Das Grundschema der therapeutischen Veränderung in Hypnose leitet sich in logischer Konsequenz davon ab und ist einfach: Es geht darum, in veränderter Bewußtseinslage durch Visualisation oder Halluzination dem Therapieziel entsprechende Reaktionen hervorzurufen. Die suggestiv wirkenden Anregungen von seiten des Therapeuten führen den Patienten, der durch sein Leiden am Symptom motiviert und durch Erwartungshaltung aufgeschlossen sowie mit Hilfe der passenden Hypnoseinduktion absorbiert ist, wie von alleine in ein ihm neu erscheinendes und beeindruckendes „Erleben“. Dieses Erleben kann Entlastung, Ruhe, Entspannung oder sogar Schmerzfreiheit genauso umfassen wie die Fähigkeit zur Problemlösung; ebenso auch die Kraft, alten Kindheitsdramen zu begegnen, sie grundsätzlich zu ordnen und zu überwinden. Mit hypnotherapeutischer Unterstützung lernt der Patient, die erfahrenen Erlebnisse psychisch und physiologisch auszuwerten und sie für entsprechende Alltagssituationen nutzbar zu machen. Unserer Kunst obliegt es dabei, mit der richtigen Intervention zum richtigen Zeitpunkt die richtige Entwicklung zu fördern. Das ist nun wiederum nicht so einfach, da es kein Standardprinzip geben kann. Jeder Mensch ist einzigartig, mit individuellem Leid, mit eigenem Kontext, in seiner Art von Weltbild, mit persönlichen Kapazitäten. Aber gerade das macht unsere Arbeit auch so aufregend und vielseitig.

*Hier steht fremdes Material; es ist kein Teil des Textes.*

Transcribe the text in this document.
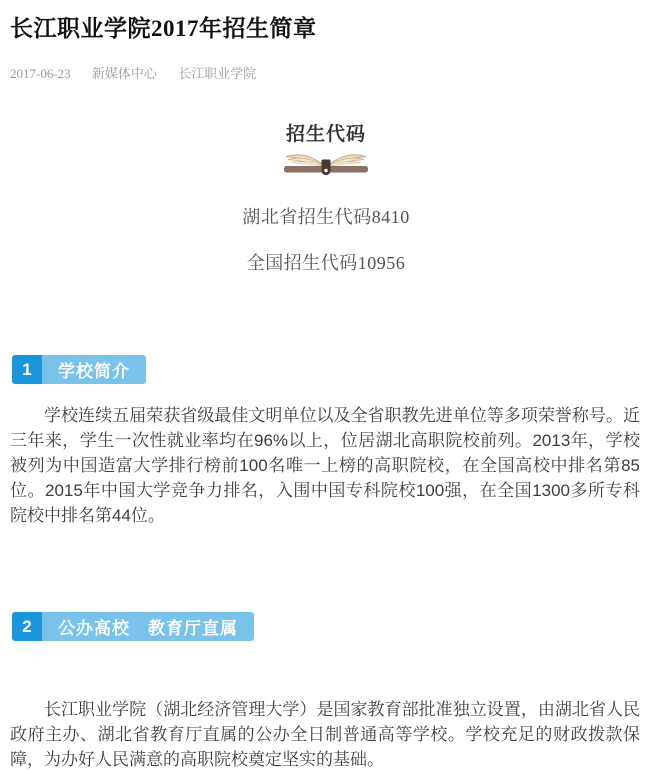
长江职业学院2017年招生简章
2017-06-23 新媒体中心 长江职业学院
招生代码
湖北省招生代码8410
全国招生代码10956
1	学校简介

学校连续五届荣获省级最佳文明单位以及全省职教先进单位等多项荣誉称号。近三年来，学生一次性就业率均在96%以上，位居湖北高职院校前列。2013年，学校被列为中国造富大学排行榜前100名唯一上榜的高职院校，在全国高校中排名第85位。2015年中国大学竞争力排名，入围中国专科院校100强，在全国1300多所专科院校中排名第44位。

2	公办高校　教育厅直属

长江职业学院（湖北经济管理大学）是国家教育部批准独立设置，由湖北省人民政府主办、湖北省教育厅直属的公办全日制普通高等学校。学校充足的财政拨款保障，为办好人民满意的高职院校奠定坚实的基础。
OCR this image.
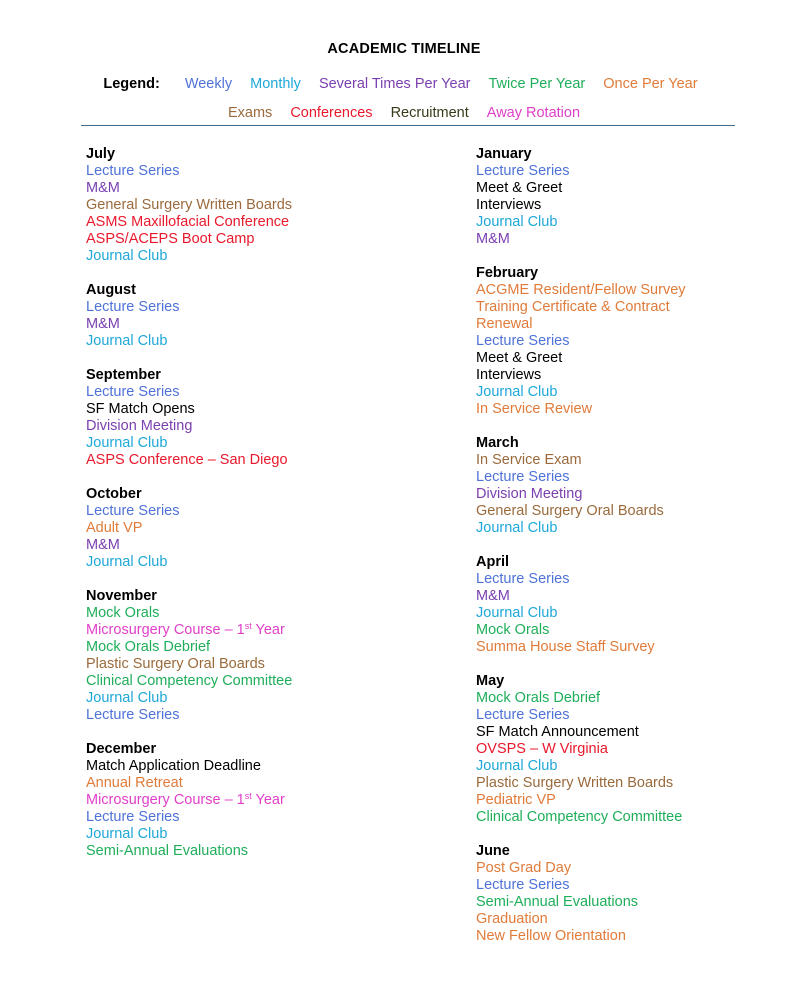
ACADEMIC TIMELINE
Legend: Weekly Monthly Several Times Per Year Twice Per Year Once Per Year
Exams Conferences Recruitment Away Rotation
July
Lecture Series
M&M
General Surgery Written Boards
ASMS Maxillofacial Conference
ASPS/ACEPS Boot Camp
Journal Club
August
Lecture Series
M&M
Journal Club
September
Lecture Series
SF Match Opens
Division Meeting
Journal Club
ASPS Conference – San Diego
October
Lecture Series
Adult VP
M&M
Journal Club
November
Mock Orals
Microsurgery Course – 1st Year
Mock Orals Debrief
Plastic Surgery Oral Boards
Clinical Competency Committee
Journal Club
Lecture Series
December
Match Application Deadline
Annual Retreat
Microsurgery Course – 1st Year
Lecture Series
Journal Club
Semi-Annual Evaluations
January
Lecture Series
Meet & Greet
Interviews
Journal Club
M&M
February
ACGME Resident/Fellow Survey
Training Certificate & Contract
Renewal
Lecture Series
Meet & Greet
Interviews
Journal Club
In Service Review
March
In Service Exam
Lecture Series
Division Meeting
General Surgery Oral Boards
Journal Club
April
Lecture Series
M&M
Journal Club
Mock Orals
Summa House Staff Survey
May
Mock Orals Debrief
Lecture Series
SF Match Announcement
OVSPS – W Virginia
Journal Club
Plastic Surgery Written Boards
Pediatric VP
Clinical Competency Committee
June
Post Grad Day
Lecture Series
Semi-Annual Evaluations
Graduation
New Fellow Orientation
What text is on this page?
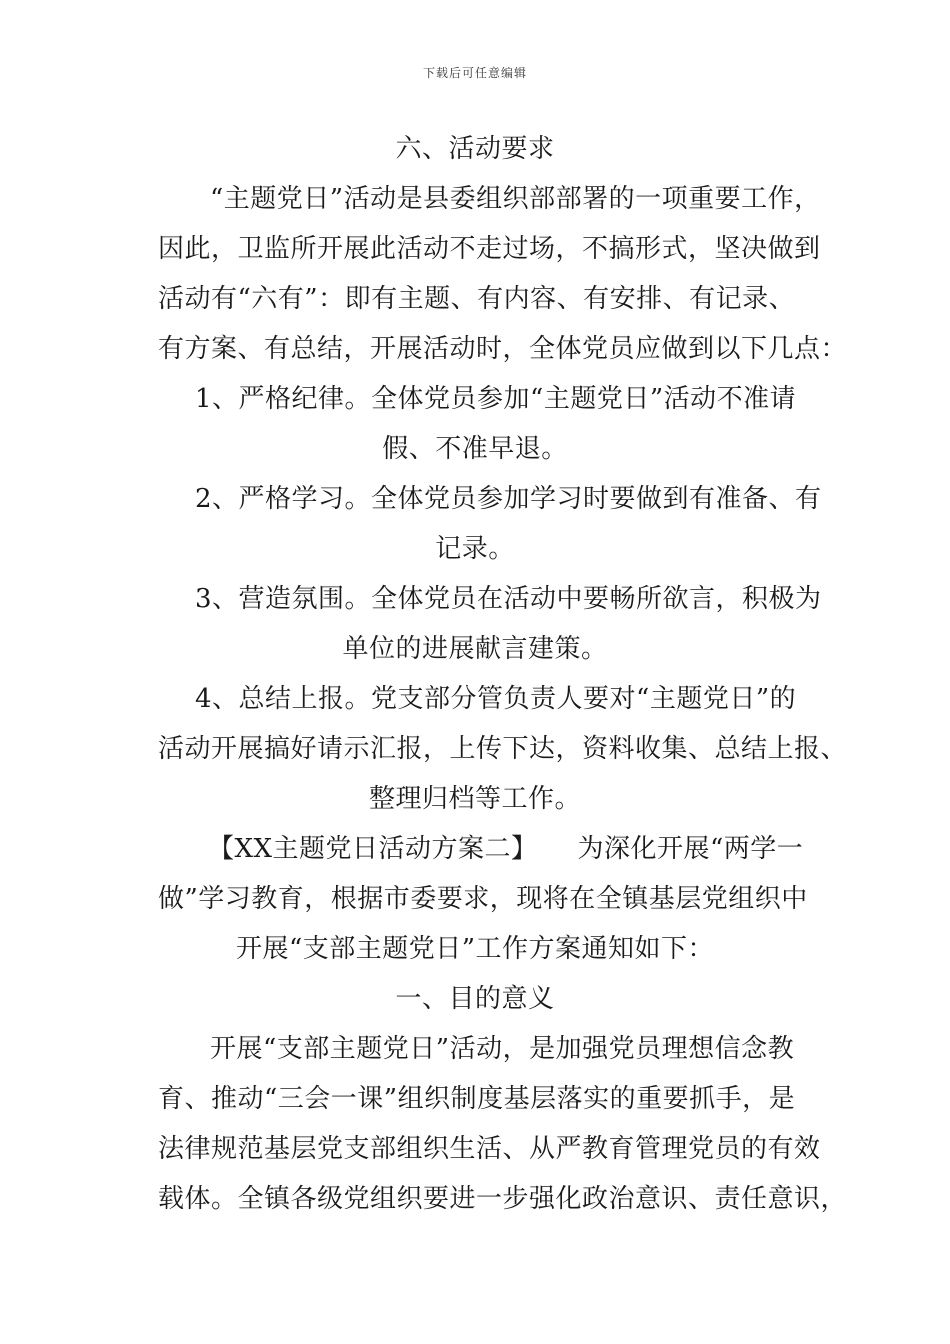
下载后可任意编辑
六、活动要求
“主题党日”活动是县委组织部部署的一项重要工作，
因此，卫监所开展此活动不走过场，不搞形式，坚决做到
活动有“六有”：即有主题、有内容、有安排、有记录、
有方案、有总结，开展活动时，全体党员应做到以下几点：
1、严格纪律。全体党员参加“主题党日”活动不准请
假、不准早退。
2、严格学习。全体党员参加学习时要做到有准备、有
记录。
3、营造氛围。全体党员在活动中要畅所欲言，积极为
单位的进展献言建策。
4、总结上报。党支部分管负责人要对“主题党日”的
活动开展搞好请示汇报，上传下达，资料收集、总结上报、
整理归档等工作。
【XX主题党日活动方案二】　　为深化开展“两学一
做”学习教育，根据市委要求，现将在全镇基层党组织中
开展“支部主题党日”工作方案通知如下：
一、目的意义
开展“支部主题党日”活动，是加强党员理想信念教
育、推动“三会一课”组织制度基层落实的重要抓手，是
法律规范基层党支部组织生活、从严教育管理党员的有效
载体。全镇各级党组织要进一步强化政治意识、责任意识，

Um einen Überblick über die vielfältigen, möglichen Vorgehensweisen zu vermitteln, werden in diesem Buch grundlegende bewährte Strategien und Methoden ausgebreitet. Dabei wird sowohl auf die ‚Altmeister‘ der Hypnotherapie wie Milton Erickson und David Cheek zurückgegriffen, als auch auf Methoden von befreundeten Experten und von mir selbst entwickelte Interventionsmöglichkeiten.
Das Buch veranschaulicht eine Anzahl von therapeutischen Anwendungen in der Diagnostik, in der Behandlung psychosomatisch Erkrankter, in der Hilfe zur Konfliktlösung sowie auch in der heilenden und integrativen Arbeit zur Bewältigung von Kindheitstraumata; es untermalt diese Themen mit Therapieaufzeichnungen.
Ausführlich beschrieben wird eines unserer wichtigsten Arbeitswerkzeuge, das ideomotorische Signalisieren mit der Anzeige des „neuen Fingers“ für die Bestätigung einer sich anbahnenden neuen Entwicklung nach Kaiser Rekkas. Dieser vorerst vielleicht seltsam anmutende Gebrauch eines autonomen, unbewußten Antwortsystems erscheint mir außerordentlich effektiv und ausbaufähig.